I ricercatori, dicevamo, hanno preso in esame la composizione chimica di 250 birre belghe commerciali di 22 stili diversi, studiandone il contenuto di alcol, il pH, la concentrazione di zuccheri e la presenza e concentrazione di oltre 200 diversi composti in grado di determinarne il sapore; e raccogliendo allo stesso tempo 180.000 recensioni di diverse birre dalla piattaforma online RateBeer. Un gruppo di degustazione composto da 16 partecipanti ha dunque campionato e valutato ciascuna delle 250 birre per 50 attributi diversi, come il sapore del luppolo, la dolcezza e l’acidità, in un processo durato per ben tre anni.

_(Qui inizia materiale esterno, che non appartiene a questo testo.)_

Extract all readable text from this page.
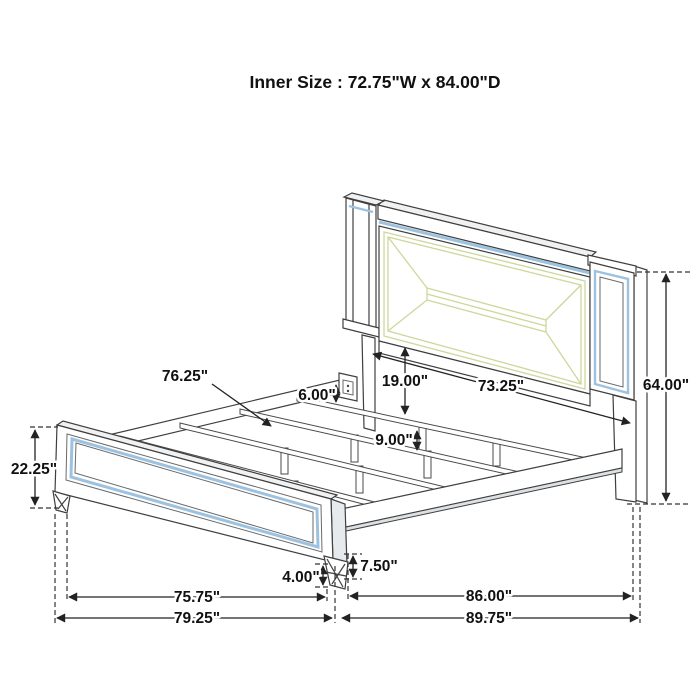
Inner Size : 72.75"W x 84.00"D
22.25"
76.25"
6.00"
19.00"	73.25"	64.00"
9.00"
4.00"
7.50"
75.75"	86.00"
79.25"	89.75"
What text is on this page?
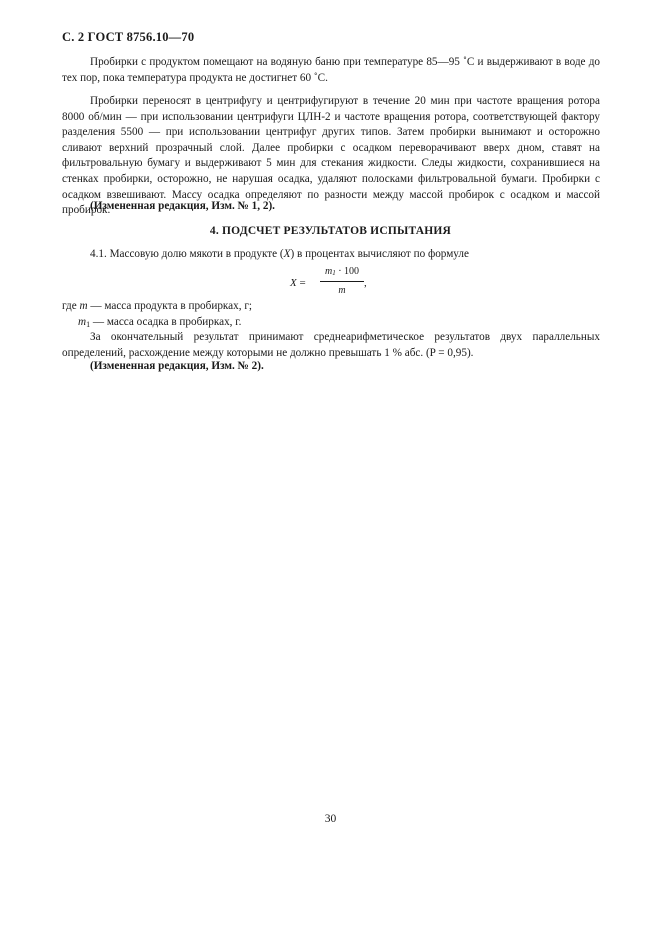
С. 2 ГОСТ 8756.10—70
Пробирки с продуктом помещают на водяную баню при температуре 85—95 ˚С и выдерживают в воде до тех пор, пока температура продукта не достигнет 60 ˚С.
Пробирки переносят в центрифугу и центрифугируют в течение 20 мин при частоте вращения ротора 8000 об/мин — при использовании центрифуги ЦЛН-2 и частоте вращения ротора, соответствующей фактору разделения 5500 — при использовании центрифуг других типов. Затем пробирки вынимают и осторожно сливают верхний прозрачный слой. Далее пробирки с осадком переворачивают вверх дном, ставят на фильтровальную бумагу и выдерживают 5 мин для стекания жидкости. Следы жидкости, сохранившиеся на стенках пробирки, осторожно, не нарушая осадка, удаляют полосками фильтровальной бумаги. Пробирки с осадком взвешивают. Массу осадка определяют по разности между массой пробирок с осадком и массой пробирок.
(Измененная редакция, Изм. № 1, 2).
4. ПОДСЧЕТ РЕЗУЛЬТАТОВ ИСПЫТАНИЯ
4.1. Массовую долю мякоти в продукте (X) в процентах вычисляют по формуле
X =
m1 · 100
m
,
где m — масса продукта в пробирках, г;
m1 — масса осадка в пробирках, г.
За окончательный результат принимают среднеарифметическое результатов двух параллельных определений, расхождение между которыми не должно превышать 1 % абс. (P = 0,95).
(Измененная редакция, Изм. № 2).
30
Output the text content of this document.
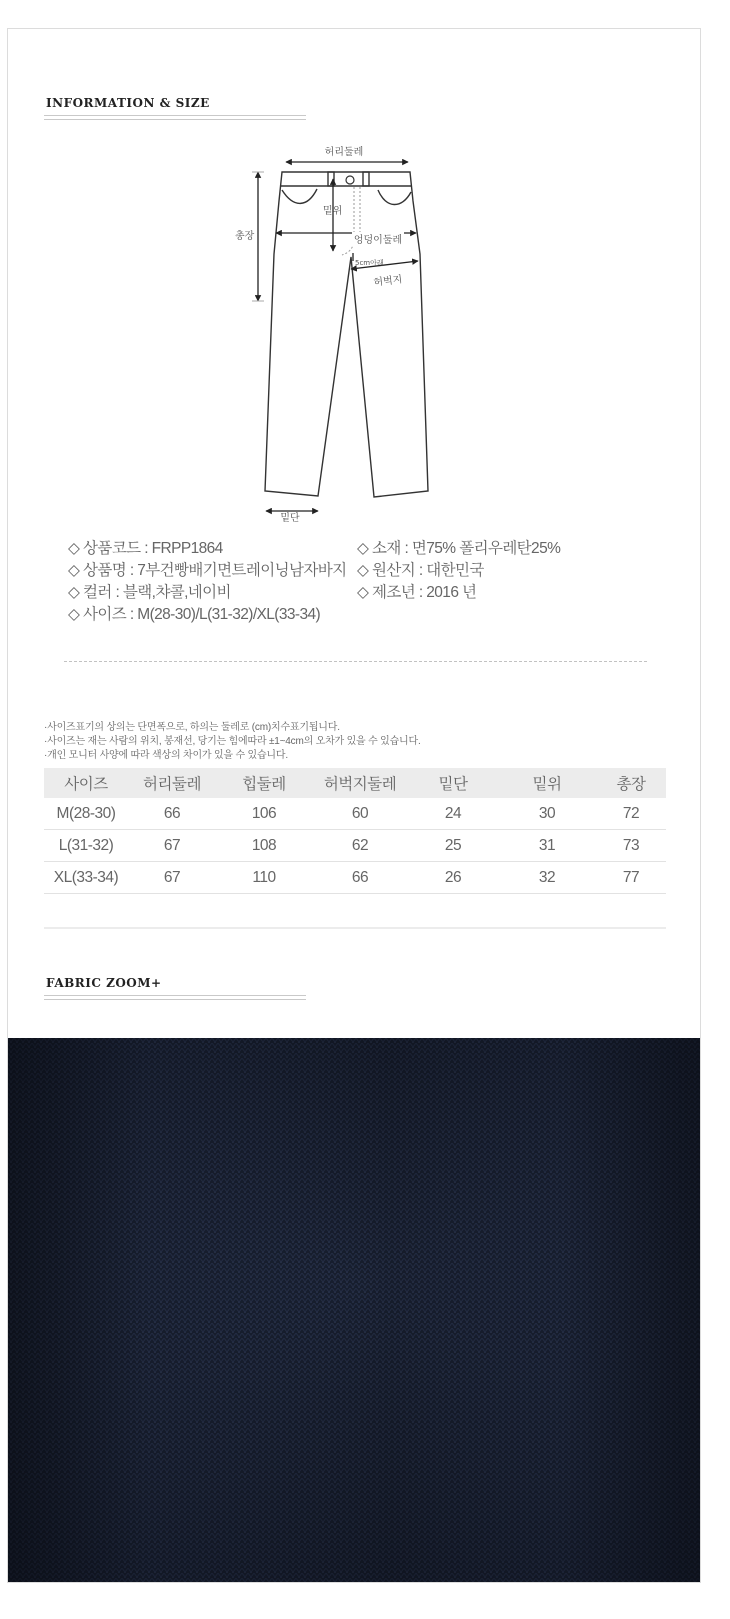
INFORMATION & SIZE
허리둘레
밑위
총장	엉덩이둘레
5cm아래
허벅지
밑단
◇ 상품코드 : FRPP1864
◇ 상품명 : 7부건빵배기면트레이닝남자바지
◇ 컬러 : 블랙,챠콜,네이비
◇ 사이즈 : M(28-30)/L(31-32)/XL(33-34)
◇ 소재 : 면75% 폴리우레탄25%
◇ 원산지 : 대한민국
◇ 제조년 : 2016 년
·사이즈표기의 상의는 단면폭으로, 하의는 둘레로 (cm)치수표기됩니다.
·사이즈는 재는 사람의 위치, 봉재선, 당기는 힘에따라 ±1~4cm의 오차가 있을 수 있습니다.
·개인 모니터 사양에 따라 색상의 차이가 있을 수 있습니다.
사이즈	허리둘레	힙둘레	허벅지둘레	밑단	밑위	총장
M(28-30)	66	106	60	24	30	72
L(31-32)	67	108	62	25	31	73
XL(33-34)	67	110	66	26	32	77
FABRIC ZOOM+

I dati così raccolti, dicevamo, il team ha sviluppato nuovi modelli di machine learning in grado di prevedere il grado di apprezzamento e il sapore di una determinata birra sulla base della sua stessa composizione chimica. A questo punto, i risultati sono stati utilizzati per “migliorare” un’etichetta già esistente, arricchendola con sostanze segnalate dall‘intelligenza artificiale come importanti ai fini dell’apprezzamento generale.
L’intelligenza artificiale, in altre parole, ha interpretato l’intreccio di volumi e intensità dei singoli ingredienti e componenti chimici e individuato quelli che, dati alla mano, erano i più apprezzati – un modello certamente interessante, ma con evidenti limiti. “Un processo di questo genere può certamente ottimizzare una determinata birra” ha concluso Verstrepen, “ma il ruolo e l’abilità dei mastri birrai continua a rimanere un elemento vitale”.